The other ongoing challenge for contractors is the persistent labor shortage. Many of the industry’s top skilled workers are reaching retirement age. The spray foam industry, like other construction trades, hasn’t done enough to attract the new generation. Engagement at high schools, community colleges, and even among those exiting the military in search of new career opportunities, are all great avenues for reaching and attracting new talent.

Attracting new spray foamers isn’t the only goal, however. We must also provide education and encourage the certification of the talent we have. The manufacturers of quality spray foam products must offer training programs (Huntsman Building Solutions’ is called HBS University, or HBSU) with courses for both new and seasoned installers alike, as education should be ongoing. The Spray Polyurethane Foam Alliance provides the Professional Certification Program, which helps ensure health and safety on the job, as well as product performance and customer confidence. Contractors should be taking full advantage of all these offerings as they are essential to professionalism, ensure proper and safe SPF installation, and optimize product performance and lifespan. Also, more and more customers now demand their contractors and installers be skilled and certified.

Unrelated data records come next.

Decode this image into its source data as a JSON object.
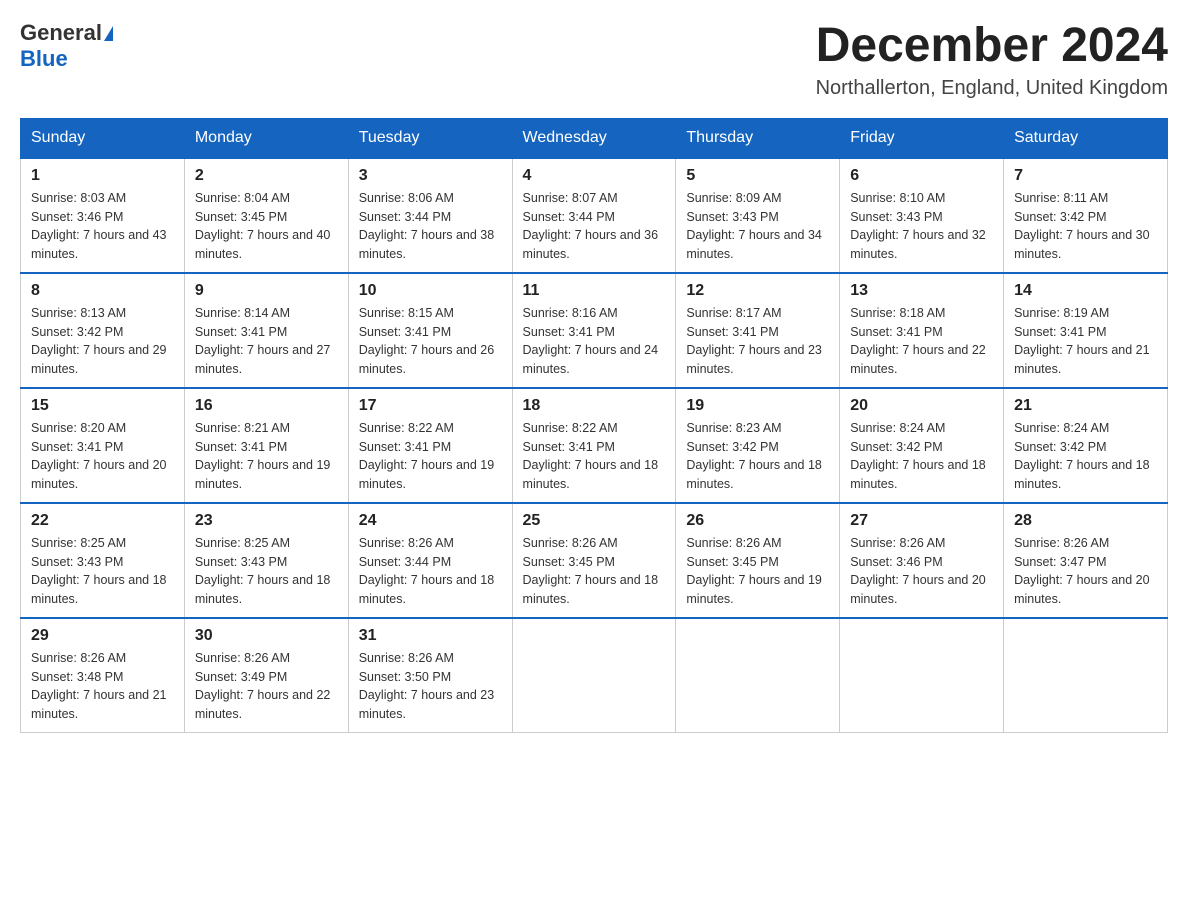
{
  "header": {
    "logo_line1": "General",
    "logo_line2": "Blue",
    "month_title": "December 2024",
    "location": "Northallerton, England, United Kingdom"
  },
  "weekdays": [
    "Sunday",
    "Monday",
    "Tuesday",
    "Wednesday",
    "Thursday",
    "Friday",
    "Saturday"
  ],
  "weeks": [
    [
      {
        "day": "1",
        "sunrise": "8:03 AM",
        "sunset": "3:46 PM",
        "daylight": "7 hours and 43 minutes."
      },
      {
        "day": "2",
        "sunrise": "8:04 AM",
        "sunset": "3:45 PM",
        "daylight": "7 hours and 40 minutes."
      },
      {
        "day": "3",
        "sunrise": "8:06 AM",
        "sunset": "3:44 PM",
        "daylight": "7 hours and 38 minutes."
      },
      {
        "day": "4",
        "sunrise": "8:07 AM",
        "sunset": "3:44 PM",
        "daylight": "7 hours and 36 minutes."
      },
      {
        "day": "5",
        "sunrise": "8:09 AM",
        "sunset": "3:43 PM",
        "daylight": "7 hours and 34 minutes."
      },
      {
        "day": "6",
        "sunrise": "8:10 AM",
        "sunset": "3:43 PM",
        "daylight": "7 hours and 32 minutes."
      },
      {
        "day": "7",
        "sunrise": "8:11 AM",
        "sunset": "3:42 PM",
        "daylight": "7 hours and 30 minutes."
      }
    ],
    [
      {
        "day": "8",
        "sunrise": "8:13 AM",
        "sunset": "3:42 PM",
        "daylight": "7 hours and 29 minutes."
      },
      {
        "day": "9",
        "sunrise": "8:14 AM",
        "sunset": "3:41 PM",
        "daylight": "7 hours and 27 minutes."
      },
      {
        "day": "10",
        "sunrise": "8:15 AM",
        "sunset": "3:41 PM",
        "daylight": "7 hours and 26 minutes."
      },
      {
        "day": "11",
        "sunrise": "8:16 AM",
        "sunset": "3:41 PM",
        "daylight": "7 hours and 24 minutes."
      },
      {
        "day": "12",
        "sunrise": "8:17 AM",
        "sunset": "3:41 PM",
        "daylight": "7 hours and 23 minutes."
      },
      {
        "day": "13",
        "sunrise": "8:18 AM",
        "sunset": "3:41 PM",
        "daylight": "7 hours and 22 minutes."
      },
      {
        "day": "14",
        "sunrise": "8:19 AM",
        "sunset": "3:41 PM",
        "daylight": "7 hours and 21 minutes."
      }
    ],
    [
      {
        "day": "15",
        "sunrise": "8:20 AM",
        "sunset": "3:41 PM",
        "daylight": "7 hours and 20 minutes."
      },
      {
        "day": "16",
        "sunrise": "8:21 AM",
        "sunset": "3:41 PM",
        "daylight": "7 hours and 19 minutes."
      },
      {
        "day": "17",
        "sunrise": "8:22 AM",
        "sunset": "3:41 PM",
        "daylight": "7 hours and 19 minutes."
      },
      {
        "day": "18",
        "sunrise": "8:22 AM",
        "sunset": "3:41 PM",
        "daylight": "7 hours and 18 minutes."
      },
      {
        "day": "19",
        "sunrise": "8:23 AM",
        "sunset": "3:42 PM",
        "daylight": "7 hours and 18 minutes."
      },
      {
        "day": "20",
        "sunrise": "8:24 AM",
        "sunset": "3:42 PM",
        "daylight": "7 hours and 18 minutes."
      },
      {
        "day": "21",
        "sunrise": "8:24 AM",
        "sunset": "3:42 PM",
        "daylight": "7 hours and 18 minutes."
      }
    ],
    [
      {
        "day": "22",
        "sunrise": "8:25 AM",
        "sunset": "3:43 PM",
        "daylight": "7 hours and 18 minutes."
      },
      {
        "day": "23",
        "sunrise": "8:25 AM",
        "sunset": "3:43 PM",
        "daylight": "7 hours and 18 minutes."
      },
      {
        "day": "24",
        "sunrise": "8:26 AM",
        "sunset": "3:44 PM",
        "daylight": "7 hours and 18 minutes."
      },
      {
        "day": "25",
        "sunrise": "8:26 AM",
        "sunset": "3:45 PM",
        "daylight": "7 hours and 18 minutes."
      },
      {
        "day": "26",
        "sunrise": "8:26 AM",
        "sunset": "3:45 PM",
        "daylight": "7 hours and 19 minutes."
      },
      {
        "day": "27",
        "sunrise": "8:26 AM",
        "sunset": "3:46 PM",
        "daylight": "7 hours and 20 minutes."
      },
      {
        "day": "28",
        "sunrise": "8:26 AM",
        "sunset": "3:47 PM",
        "daylight": "7 hours and 20 minutes."
      }
    ],
    [
      {
        "day": "29",
        "sunrise": "8:26 AM",
        "sunset": "3:48 PM",
        "daylight": "7 hours and 21 minutes."
      },
      {
        "day": "30",
        "sunrise": "8:26 AM",
        "sunset": "3:49 PM",
        "daylight": "7 hours and 22 minutes."
      },
      {
        "day": "31",
        "sunrise": "8:26 AM",
        "sunset": "3:50 PM",
        "daylight": "7 hours and 23 minutes."
      },
      null,
      null,
      null,
      null
    ]
  ]
}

On a final note, there always remains a possibility that the larger economy could take a turn for the worse. That would obviously be challenging for all, including spray foam contractors. If that were to occur, it becomes more important than ever that contractors make an even greater effort to share the benefits of spray foam with customers within their local markets. Marketing the product is key regardless of what’s happening with the economy. Diversification into other related fields (in coatings, for example) could also really help contractors weather an economic storm. It’s also always a good idea to align with a leading manufacturer that offers consistency in product performance, ongoing education, technical support, and that invests in its contractor partners as well as in the industry at large. Hopefully, there won’t be any bad surprises with the economy in 2024. Nevertheless, these suggestions will benefit contractors under any market conditions.